NEW ARTICLE
How many photos are uploaded to Flickr? Where? By who? Why does any of it matter? We explore the rise and fall of #Flickr in this @digigeolab paper by yours truly, Vuokko Heikinheimo, @eklund_jo, Anna Hausmann & @tuuli – now out in the Journal of Outdoor Recreation and Tourism.
Article: https://authors.elsevier.com/sd/article/S2213-0780(25)00026-X
Thread
You might wonder: “Flickr, the photo-uploading platform from ten years ago!?”. Yes, it’s a wonderful platform for many reasons, not the least of which is its open, Web 2.0.-esque API. It is easy to get geolocated data from anywhere. This has made Flickr popular as a way to approximate people’s presence and preferences in research; think tourist movements, finding hotspots in a city, etc. not to mention that Flickr underlies many computer vision datasets and models.
User-generated datasets that are only incidentally useful for research purposes have a problem: little is known about them. How many observations are there? Where are those observations? Who made them? Without these, we know little about the baggage and biases brought into subsequent analyses. We address this by describing the spatial and temporal patterns of 227M geolocated photos in 2010–2022 by ~1.5M users. We focus on why this matters when studying people’s recreational visits to nature
What did we find? (1) the popularity of Flickr has dropped significantly over the 13 year study period. Especially the number of active users has seemingly taken a nosedive.
(2) More of that remaining data is produced by the most active ‘super-users’ of Flickr – top 1 % of users uploaded about 1 / 3 of the photos!
(3) Flickr is clearly a platform of the "Global North": it’s users and use are concentrated in Europe and North America. Over time, an even greater share of use is in Europe.

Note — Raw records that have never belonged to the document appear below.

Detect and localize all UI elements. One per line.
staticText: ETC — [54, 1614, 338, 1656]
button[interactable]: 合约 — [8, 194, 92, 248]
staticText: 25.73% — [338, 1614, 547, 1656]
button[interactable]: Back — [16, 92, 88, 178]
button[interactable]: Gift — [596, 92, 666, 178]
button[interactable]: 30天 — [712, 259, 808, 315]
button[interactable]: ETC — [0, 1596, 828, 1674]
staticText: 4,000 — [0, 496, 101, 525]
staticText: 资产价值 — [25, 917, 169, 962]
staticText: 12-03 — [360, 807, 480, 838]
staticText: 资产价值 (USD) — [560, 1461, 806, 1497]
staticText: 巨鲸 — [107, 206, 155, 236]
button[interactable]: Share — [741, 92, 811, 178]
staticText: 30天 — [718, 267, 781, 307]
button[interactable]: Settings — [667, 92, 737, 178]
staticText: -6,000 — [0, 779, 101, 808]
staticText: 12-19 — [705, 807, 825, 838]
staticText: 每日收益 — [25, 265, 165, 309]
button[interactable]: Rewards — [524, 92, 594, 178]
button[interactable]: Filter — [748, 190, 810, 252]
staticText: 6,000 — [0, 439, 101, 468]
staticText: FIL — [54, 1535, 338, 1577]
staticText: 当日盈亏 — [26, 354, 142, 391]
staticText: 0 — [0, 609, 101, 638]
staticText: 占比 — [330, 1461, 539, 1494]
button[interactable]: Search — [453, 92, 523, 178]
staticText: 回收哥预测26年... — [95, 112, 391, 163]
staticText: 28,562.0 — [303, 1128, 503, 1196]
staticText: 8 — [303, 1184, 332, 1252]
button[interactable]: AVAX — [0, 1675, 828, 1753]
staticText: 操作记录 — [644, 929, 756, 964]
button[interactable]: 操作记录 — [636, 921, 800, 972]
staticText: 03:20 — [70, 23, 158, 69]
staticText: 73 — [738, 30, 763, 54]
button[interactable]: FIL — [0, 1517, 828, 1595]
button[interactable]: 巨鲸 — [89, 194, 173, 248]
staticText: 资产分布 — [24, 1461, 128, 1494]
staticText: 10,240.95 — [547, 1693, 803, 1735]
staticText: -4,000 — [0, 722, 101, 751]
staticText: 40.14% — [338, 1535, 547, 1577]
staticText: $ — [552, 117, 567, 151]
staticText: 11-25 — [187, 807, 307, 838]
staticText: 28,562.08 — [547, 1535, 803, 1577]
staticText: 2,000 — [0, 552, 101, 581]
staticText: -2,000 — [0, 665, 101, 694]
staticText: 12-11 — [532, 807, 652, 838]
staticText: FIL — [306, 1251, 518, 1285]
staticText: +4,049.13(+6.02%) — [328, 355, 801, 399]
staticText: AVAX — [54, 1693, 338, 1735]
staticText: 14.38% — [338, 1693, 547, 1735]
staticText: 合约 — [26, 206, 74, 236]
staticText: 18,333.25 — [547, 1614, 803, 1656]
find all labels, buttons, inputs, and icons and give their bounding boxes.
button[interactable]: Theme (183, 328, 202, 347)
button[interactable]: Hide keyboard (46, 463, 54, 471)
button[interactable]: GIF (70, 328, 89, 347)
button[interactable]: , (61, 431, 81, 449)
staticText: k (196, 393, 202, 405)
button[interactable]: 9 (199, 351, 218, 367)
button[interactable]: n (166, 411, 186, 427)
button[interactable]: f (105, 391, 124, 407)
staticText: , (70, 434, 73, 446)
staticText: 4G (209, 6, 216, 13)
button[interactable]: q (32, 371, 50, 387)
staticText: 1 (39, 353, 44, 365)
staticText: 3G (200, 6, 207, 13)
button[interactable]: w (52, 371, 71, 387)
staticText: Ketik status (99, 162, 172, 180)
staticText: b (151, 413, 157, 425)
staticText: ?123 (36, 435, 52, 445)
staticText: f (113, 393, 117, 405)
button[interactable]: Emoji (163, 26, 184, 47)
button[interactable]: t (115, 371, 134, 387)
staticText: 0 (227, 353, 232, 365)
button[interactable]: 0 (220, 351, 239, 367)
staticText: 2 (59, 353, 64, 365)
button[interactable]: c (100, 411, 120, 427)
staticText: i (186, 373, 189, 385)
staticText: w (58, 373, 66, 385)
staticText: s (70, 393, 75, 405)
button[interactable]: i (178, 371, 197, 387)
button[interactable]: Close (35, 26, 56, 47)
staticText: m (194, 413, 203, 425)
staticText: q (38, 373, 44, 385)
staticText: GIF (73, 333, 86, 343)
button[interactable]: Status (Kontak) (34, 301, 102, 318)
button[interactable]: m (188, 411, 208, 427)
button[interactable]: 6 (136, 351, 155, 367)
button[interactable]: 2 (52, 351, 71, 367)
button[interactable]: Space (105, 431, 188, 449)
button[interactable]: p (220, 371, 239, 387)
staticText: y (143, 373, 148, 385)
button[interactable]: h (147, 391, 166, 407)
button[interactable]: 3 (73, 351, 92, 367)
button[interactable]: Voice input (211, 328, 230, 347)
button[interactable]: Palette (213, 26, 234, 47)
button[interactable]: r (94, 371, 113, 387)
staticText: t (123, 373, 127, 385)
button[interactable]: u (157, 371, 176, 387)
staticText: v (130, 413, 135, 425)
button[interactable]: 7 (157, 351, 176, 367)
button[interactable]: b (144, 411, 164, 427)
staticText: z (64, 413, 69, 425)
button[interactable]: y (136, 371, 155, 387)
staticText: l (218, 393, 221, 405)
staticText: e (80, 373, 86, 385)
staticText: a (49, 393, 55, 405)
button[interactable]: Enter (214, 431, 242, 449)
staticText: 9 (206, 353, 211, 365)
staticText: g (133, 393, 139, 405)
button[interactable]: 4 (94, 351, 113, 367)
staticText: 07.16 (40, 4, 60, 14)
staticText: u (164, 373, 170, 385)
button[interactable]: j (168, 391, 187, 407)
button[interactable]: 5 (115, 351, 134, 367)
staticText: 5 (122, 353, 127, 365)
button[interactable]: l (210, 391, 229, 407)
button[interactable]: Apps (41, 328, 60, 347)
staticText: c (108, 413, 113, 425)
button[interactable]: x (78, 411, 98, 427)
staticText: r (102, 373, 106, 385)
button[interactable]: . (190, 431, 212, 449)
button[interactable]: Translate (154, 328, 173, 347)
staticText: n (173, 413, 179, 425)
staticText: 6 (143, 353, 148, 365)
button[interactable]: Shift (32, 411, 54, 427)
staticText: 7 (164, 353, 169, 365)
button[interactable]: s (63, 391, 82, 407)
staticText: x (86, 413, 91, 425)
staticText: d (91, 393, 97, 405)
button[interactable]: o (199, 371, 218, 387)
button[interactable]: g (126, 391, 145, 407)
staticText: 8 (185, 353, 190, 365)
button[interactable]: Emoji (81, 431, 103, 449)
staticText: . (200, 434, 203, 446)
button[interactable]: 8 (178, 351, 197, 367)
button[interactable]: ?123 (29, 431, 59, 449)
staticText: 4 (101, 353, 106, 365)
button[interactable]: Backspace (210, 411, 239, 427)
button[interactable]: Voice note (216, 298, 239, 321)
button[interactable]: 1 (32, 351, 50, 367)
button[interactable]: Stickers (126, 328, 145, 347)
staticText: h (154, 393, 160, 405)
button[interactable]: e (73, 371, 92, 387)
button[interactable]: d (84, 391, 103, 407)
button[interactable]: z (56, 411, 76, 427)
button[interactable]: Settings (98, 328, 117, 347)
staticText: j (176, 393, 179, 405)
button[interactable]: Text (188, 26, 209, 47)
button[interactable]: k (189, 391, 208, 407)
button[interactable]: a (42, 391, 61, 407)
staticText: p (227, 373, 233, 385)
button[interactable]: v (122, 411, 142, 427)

(4) All of this is reflected on who make posts from nature, or protected areas in this case. For example, Europeans and North Americans make about ¾ of the visits to African protected areas on Flickr.
(5) Finally, we tested the reliability of data acquisition from the platform and found that the API responds inconsistently to repeated queries.
Drawing it all together, we argue that these trends and biases (shrinking user-base in the Global North, and an inconsistent API) should be considered if opting for Flickr data. For example, if Flickr is used a proxy for people visiting national parks, does a drop over time indicate a fall in visits or the popularity of Flickr? Naturally, this is not limited to Flickr: all research that uses user-generated dataset opportunistically face similar questions.
We hope to help future research by sharing the aggregated datasets presented above as figures and processing codes to produce them: https://doi.org/10.6084/m9.figshare.27055018.v1
Thank you to #Kone & Mai and Tor Nessling Foundations for supporting this work. A quantitative work like this would not be possible without a robust suite of FOSS tools. My thanks to the maintainers of #QGIS, #pandas, #geopandas, #duckdb, #dask, #statsmodels, #jupyter and many more!
BONUS
Random highlights from the dataset:
1) Median time between capturing a photo and uploading it to Flickr is one week.
2) People (or bots) like to upload on round figures (see pic)
3) Normalized by population, Iceland has the most Flickr users in our dataset.
BTW, I tried to explain the plots also in the alt texts; they might help if some of the plots don't make sense.